Shareable - Certain niches just aren't shareable, and if you're trying to stake your claim in the...uh..."male enhancement" niche, let's say, then chances are people visiting your site aren't going to be actively sharing your information on social media - but in general, your content should be shareable. To be shareable, your content must be Relevant and Quality, and also helpful in some way. It must give them something that the reader or viewer didn't have before, and which they'll want to show other people that they just got. A trick, a hack, something helpful often times does the trick - you know, like how to determine your quality score... 😉
Trustworthy - Trust is crucially important, and it is also the hardest metric to gauge in many ways. Trust involves QR&S - If you have a Quality site with Quality content that's Relevant and Sharable, that's a good start. But Trust goes beyond that.
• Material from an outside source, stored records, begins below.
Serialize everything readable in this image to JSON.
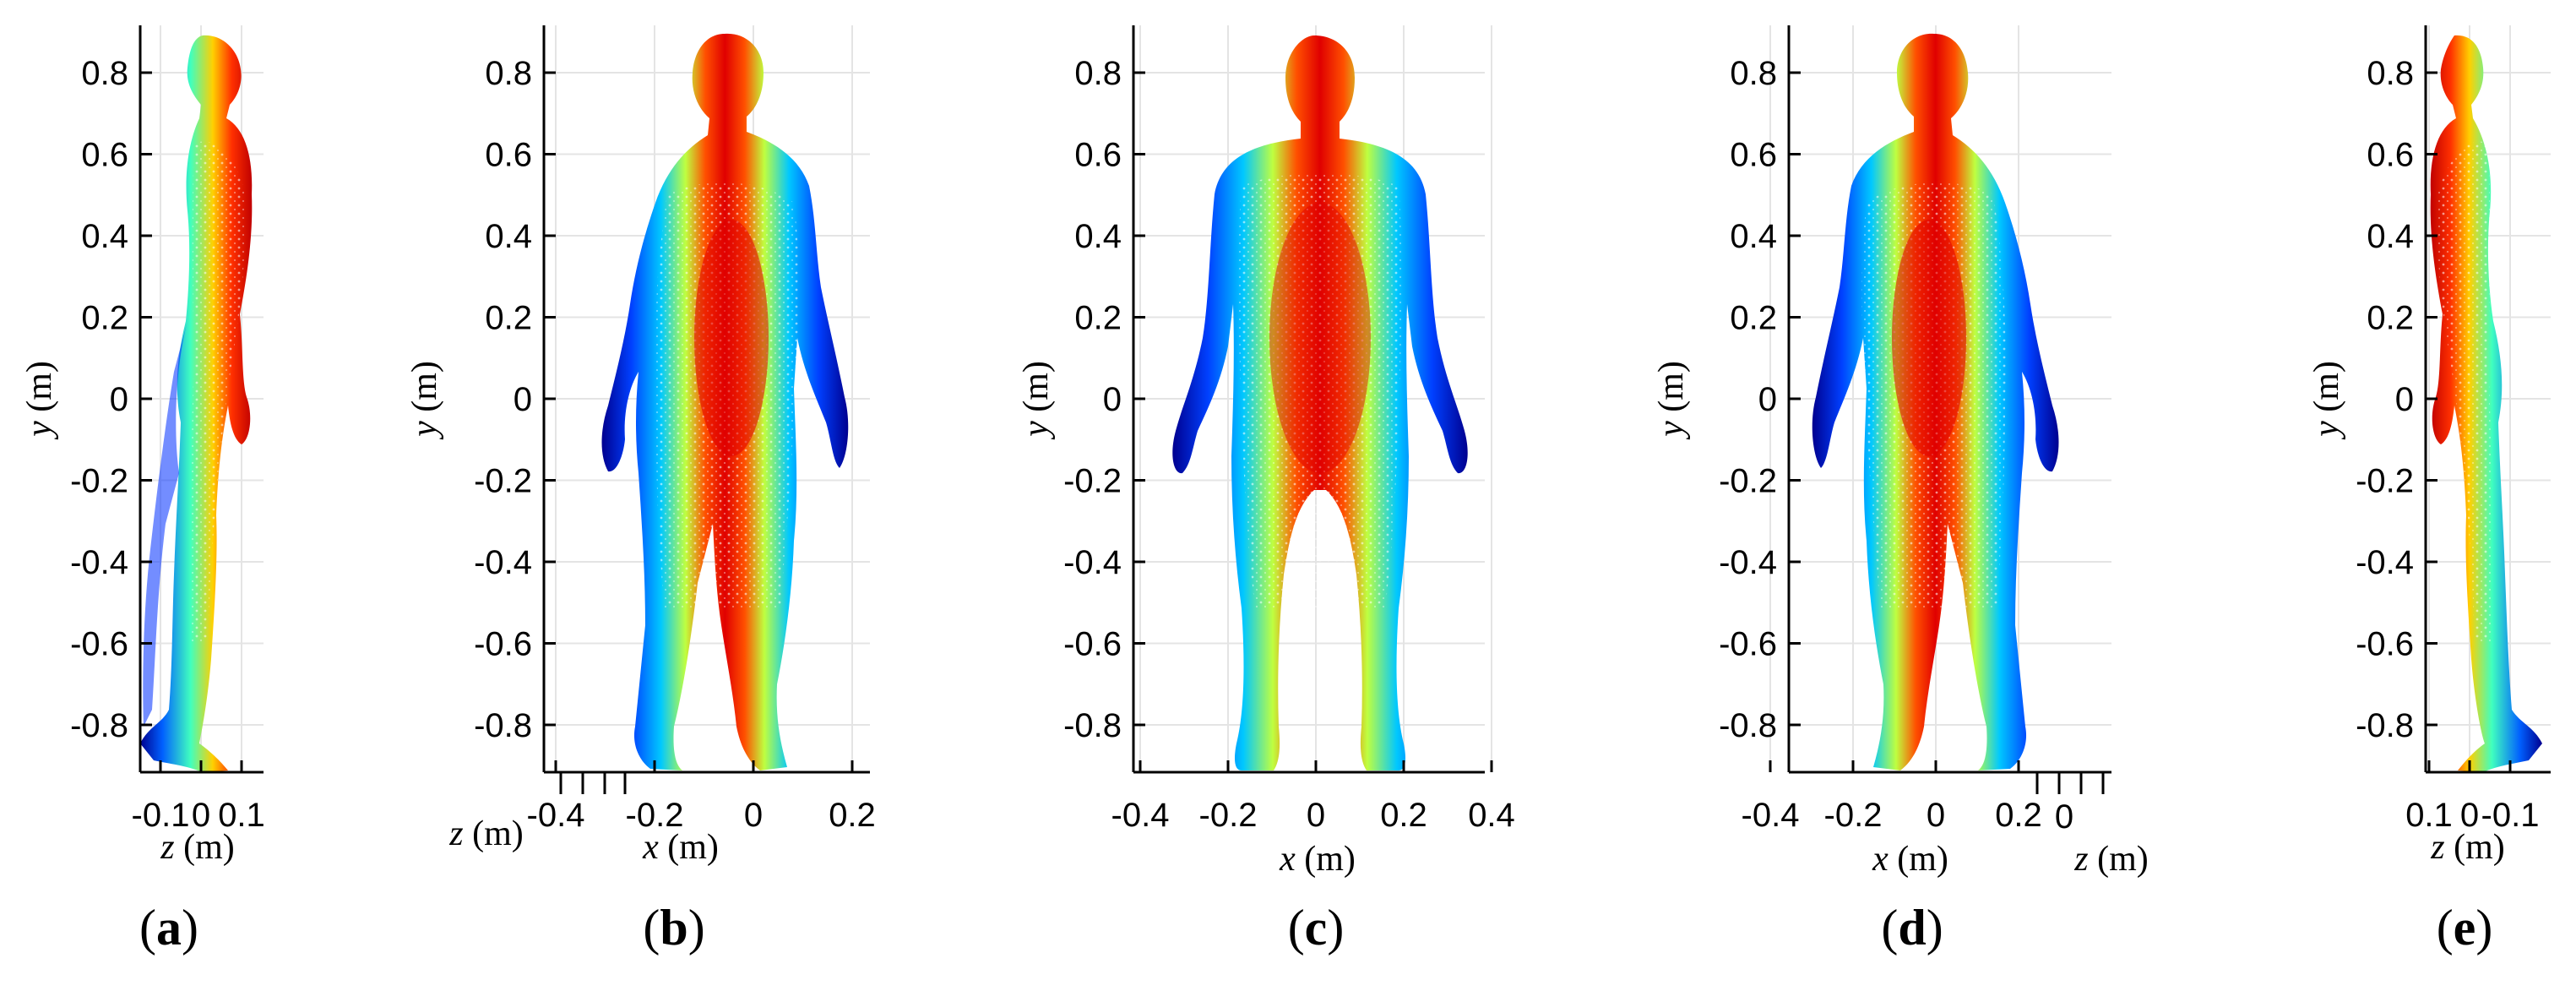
{
  "figure": {
    "panels": [
      {
        "id": "a",
        "tag": "a",
        "x_axis": {
          "var": "z",
          "unit": " (m)",
          "ticks": [
            {
              "v": -0.1,
              "l": "-0.1"
            },
            {
              "v": 0,
              "l": "0"
            },
            {
              "v": 0.1,
              "l": "0.1"
            }
          ]
        },
        "y_axis": {
          "var": "y",
          "unit": " (m)"
        },
        "view": "side-right"
      },
      {
        "id": "b",
        "tag": "b",
        "x_axis": {
          "var": "x",
          "unit": " (m)",
          "ticks": [
            {
              "v": -0.4,
              "l": "-0.4"
            },
            {
              "v": -0.2,
              "l": "-0.2"
            },
            {
              "v": 0,
              "l": "0"
            },
            {
              "v": 0.2,
              "l": "0.2"
            }
          ]
        },
        "z_axis": {
          "var": "z",
          "unit": " (m)"
        },
        "y_axis": {
          "var": "y",
          "unit": " (m)"
        },
        "view": "oblique-left"
      },
      {
        "id": "c",
        "tag": "c",
        "x_axis": {
          "var": "x",
          "unit": " (m)",
          "ticks": [
            {
              "v": -0.4,
              "l": "-0.4"
            },
            {
              "v": -0.2,
              "l": "-0.2"
            },
            {
              "v": 0,
              "l": "0"
            },
            {
              "v": 0.2,
              "l": "0.2"
            },
            {
              "v": 0.4,
              "l": "0.4"
            }
          ]
        },
        "y_axis": {
          "var": "y",
          "unit": " (m)"
        },
        "view": "front"
      },
      {
        "id": "d",
        "tag": "d",
        "x_axis": {
          "var": "x",
          "unit": " (m)",
          "ticks": [
            {
              "v": -0.4,
              "l": "-0.4"
            },
            {
              "v": -0.2,
              "l": "-0.2"
            },
            {
              "v": 0,
              "l": "0"
            },
            {
              "v": 0.2,
              "l": "0.2"
            }
          ]
        },
        "z_axis": {
          "var": "z",
          "unit": " (m)",
          "ticks": [
            {
              "v": 0,
              "l": "0"
            }
          ]
        },
        "y_axis": {
          "var": "y",
          "unit": " (m)"
        },
        "view": "oblique-right"
      },
      {
        "id": "e",
        "tag": "e",
        "x_axis": {
          "var": "z",
          "unit": " (m)",
          "ticks": [
            {
              "v": 0.1,
              "l": "0.1"
            },
            {
              "v": 0,
              "l": "0"
            },
            {
              "v": -0.1,
              "l": "-0.1"
            }
          ]
        },
        "y_axis": {
          "var": "y",
          "unit": " (m)"
        },
        "view": "side-left"
      }
    ],
    "y_ticks": [
      {
        "v": 0.8,
        "l": "0.8"
      },
      {
        "v": 0.6,
        "l": "0.6"
      },
      {
        "v": 0.4,
        "l": "0.4"
      },
      {
        "v": 0.2,
        "l": "0.2"
      },
      {
        "v": 0,
        "l": "0"
      },
      {
        "v": -0.2,
        "l": "-0.2"
      },
      {
        "v": -0.4,
        "l": "-0.4"
      },
      {
        "v": -0.6,
        "l": "-0.6"
      },
      {
        "v": -0.8,
        "l": "-0.8"
      }
    ],
    "colormap": [
      "#00008f",
      "#0040ff",
      "#00c8ff",
      "#40ffbf",
      "#bfff40",
      "#ffd000",
      "#ff5000",
      "#e00000"
    ]
  }
}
Anyone can spend money to make a fancy site, and you can technically buy social signals. Trust comes from the number and quality of other websites that vouch for your authenticity. Yes, that means "backlinks." But not the way you think.
5 years ago and beyond, the only metric that mattered was backlinks, and people would "spam the heck out of them." Gone are those days.
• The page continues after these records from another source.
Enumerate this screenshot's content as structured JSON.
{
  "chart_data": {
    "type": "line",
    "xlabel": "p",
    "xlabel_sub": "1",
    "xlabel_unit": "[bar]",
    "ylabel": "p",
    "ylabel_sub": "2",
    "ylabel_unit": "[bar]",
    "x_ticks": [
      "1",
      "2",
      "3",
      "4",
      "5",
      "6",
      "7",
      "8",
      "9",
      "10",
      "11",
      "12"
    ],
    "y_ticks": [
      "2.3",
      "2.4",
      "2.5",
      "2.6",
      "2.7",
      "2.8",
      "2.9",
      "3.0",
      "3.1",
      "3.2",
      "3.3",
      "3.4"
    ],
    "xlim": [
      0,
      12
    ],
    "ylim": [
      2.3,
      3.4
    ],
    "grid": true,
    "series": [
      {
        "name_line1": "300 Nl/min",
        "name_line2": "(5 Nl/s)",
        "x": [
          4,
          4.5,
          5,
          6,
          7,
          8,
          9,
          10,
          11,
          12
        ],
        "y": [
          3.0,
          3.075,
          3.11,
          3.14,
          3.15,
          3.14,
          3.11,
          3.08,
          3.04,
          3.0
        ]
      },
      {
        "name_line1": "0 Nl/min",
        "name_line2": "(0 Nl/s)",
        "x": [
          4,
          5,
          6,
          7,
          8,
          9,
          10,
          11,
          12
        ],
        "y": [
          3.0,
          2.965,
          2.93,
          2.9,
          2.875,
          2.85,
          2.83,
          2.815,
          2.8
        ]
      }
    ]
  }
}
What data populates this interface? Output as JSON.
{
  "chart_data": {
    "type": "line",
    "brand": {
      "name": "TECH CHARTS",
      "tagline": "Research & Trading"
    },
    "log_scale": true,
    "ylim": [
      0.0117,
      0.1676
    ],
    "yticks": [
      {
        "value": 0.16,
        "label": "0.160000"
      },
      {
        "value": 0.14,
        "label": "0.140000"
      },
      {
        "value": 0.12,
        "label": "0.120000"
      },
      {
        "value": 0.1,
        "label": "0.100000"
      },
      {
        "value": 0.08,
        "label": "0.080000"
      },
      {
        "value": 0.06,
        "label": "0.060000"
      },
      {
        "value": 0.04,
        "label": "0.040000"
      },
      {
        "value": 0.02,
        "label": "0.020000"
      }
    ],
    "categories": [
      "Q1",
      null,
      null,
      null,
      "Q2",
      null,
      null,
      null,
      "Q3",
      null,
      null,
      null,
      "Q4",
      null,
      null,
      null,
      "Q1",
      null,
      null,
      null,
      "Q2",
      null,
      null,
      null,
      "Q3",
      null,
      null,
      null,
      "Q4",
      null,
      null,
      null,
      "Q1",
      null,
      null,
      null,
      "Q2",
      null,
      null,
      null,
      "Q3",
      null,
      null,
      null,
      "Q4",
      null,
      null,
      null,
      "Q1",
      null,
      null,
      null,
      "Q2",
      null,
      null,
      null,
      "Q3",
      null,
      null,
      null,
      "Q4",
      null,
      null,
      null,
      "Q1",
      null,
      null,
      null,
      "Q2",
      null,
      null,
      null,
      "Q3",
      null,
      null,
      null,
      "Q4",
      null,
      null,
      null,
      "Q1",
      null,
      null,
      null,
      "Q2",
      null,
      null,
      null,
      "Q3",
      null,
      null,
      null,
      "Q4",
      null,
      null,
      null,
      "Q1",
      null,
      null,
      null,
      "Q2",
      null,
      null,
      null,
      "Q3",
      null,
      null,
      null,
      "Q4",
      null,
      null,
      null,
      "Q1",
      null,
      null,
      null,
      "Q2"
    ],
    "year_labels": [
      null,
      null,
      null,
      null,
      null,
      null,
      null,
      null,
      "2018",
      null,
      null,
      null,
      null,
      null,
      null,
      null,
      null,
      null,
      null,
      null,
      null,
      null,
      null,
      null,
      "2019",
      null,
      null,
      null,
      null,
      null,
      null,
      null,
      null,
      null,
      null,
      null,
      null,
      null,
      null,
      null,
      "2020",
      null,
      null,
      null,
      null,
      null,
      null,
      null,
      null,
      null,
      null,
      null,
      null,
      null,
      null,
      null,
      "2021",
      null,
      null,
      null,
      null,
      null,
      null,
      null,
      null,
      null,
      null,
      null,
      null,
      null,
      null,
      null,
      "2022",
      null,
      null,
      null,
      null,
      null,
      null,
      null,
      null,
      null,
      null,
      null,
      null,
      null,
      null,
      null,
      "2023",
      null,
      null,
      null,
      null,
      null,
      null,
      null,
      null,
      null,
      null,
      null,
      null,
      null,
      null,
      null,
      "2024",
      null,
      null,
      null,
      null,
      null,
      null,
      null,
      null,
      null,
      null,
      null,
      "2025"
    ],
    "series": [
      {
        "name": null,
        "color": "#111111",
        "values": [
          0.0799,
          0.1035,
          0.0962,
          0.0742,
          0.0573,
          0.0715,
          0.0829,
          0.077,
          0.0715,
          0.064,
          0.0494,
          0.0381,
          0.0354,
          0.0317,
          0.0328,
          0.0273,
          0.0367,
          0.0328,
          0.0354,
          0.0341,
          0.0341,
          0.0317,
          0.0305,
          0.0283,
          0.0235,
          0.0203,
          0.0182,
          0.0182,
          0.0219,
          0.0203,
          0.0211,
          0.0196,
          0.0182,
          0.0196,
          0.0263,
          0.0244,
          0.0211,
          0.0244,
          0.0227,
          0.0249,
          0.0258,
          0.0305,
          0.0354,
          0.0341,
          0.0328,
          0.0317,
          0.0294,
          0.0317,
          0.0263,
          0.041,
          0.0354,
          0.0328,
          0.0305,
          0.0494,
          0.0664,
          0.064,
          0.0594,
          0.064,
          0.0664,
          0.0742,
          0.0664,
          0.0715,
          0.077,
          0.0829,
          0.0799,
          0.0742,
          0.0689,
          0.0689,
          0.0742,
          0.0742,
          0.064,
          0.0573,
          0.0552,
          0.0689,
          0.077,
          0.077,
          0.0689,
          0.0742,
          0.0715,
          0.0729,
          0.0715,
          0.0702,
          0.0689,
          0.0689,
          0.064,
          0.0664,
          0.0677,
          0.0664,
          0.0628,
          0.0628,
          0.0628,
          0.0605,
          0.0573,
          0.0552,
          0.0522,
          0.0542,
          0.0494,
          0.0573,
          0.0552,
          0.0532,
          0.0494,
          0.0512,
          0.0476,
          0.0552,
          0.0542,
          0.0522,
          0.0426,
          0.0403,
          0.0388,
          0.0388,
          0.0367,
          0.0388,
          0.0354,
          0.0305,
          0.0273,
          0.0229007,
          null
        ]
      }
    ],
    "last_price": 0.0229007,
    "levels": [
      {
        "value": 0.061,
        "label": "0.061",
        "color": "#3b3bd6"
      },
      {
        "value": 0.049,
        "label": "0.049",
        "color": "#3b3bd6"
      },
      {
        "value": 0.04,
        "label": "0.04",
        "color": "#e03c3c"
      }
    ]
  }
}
No, today your linking profile will look very different. It may involve a couple of "anchor" backlinks, the way malls used to have (and still do, where they still exist) "anchor" stores (think Sears, J. C. Penny, Dillards, etc). Anchor stores brought in a lot of shoppers, and then the smaller stores fed off of the overflow (like pilot fish around a few sharks). Without the anchor stores, the rest falls apart (and just imagine a shopping mall where the Anchor stores go out of business and you'll see how quickly such a balance falls apart.) Anchor backlinks, then, are powerful backlinks from trustworthy sources, known for having a series of checks and balances to prevent people from "spamming" or hijacking their general domain authority to promote their own agenda. Think news sites, ranging from your local news to sites like HuffingtonPost.com, CNN.com, and FoxNews.com. Also governmental sites (.gov) and educational sites (.edu) are generally regarded as trustworthy, since they are restricted TLD (top level domains, or the extension after the "dot", like .com which stands for "commercial site").
SEO Software companies like Moz and Majestic are seeking to incorporate their best guess at trust, with MozTrust and Trust Flow, respectively. Curious about your Trust levels, you can take a look at their rankings by inputting your own website or page into their program and seeing what they say - but remember that either one is only a best guess.
Get a few anchor backlinks to establish your trust, and share your content as broadly as you can, and you'll begin to affect your search engine positioning SEO-style. It can honestly take a lot fewer backlinks than you might think to achieve measurable SERP-movement if they're from credible enough sources.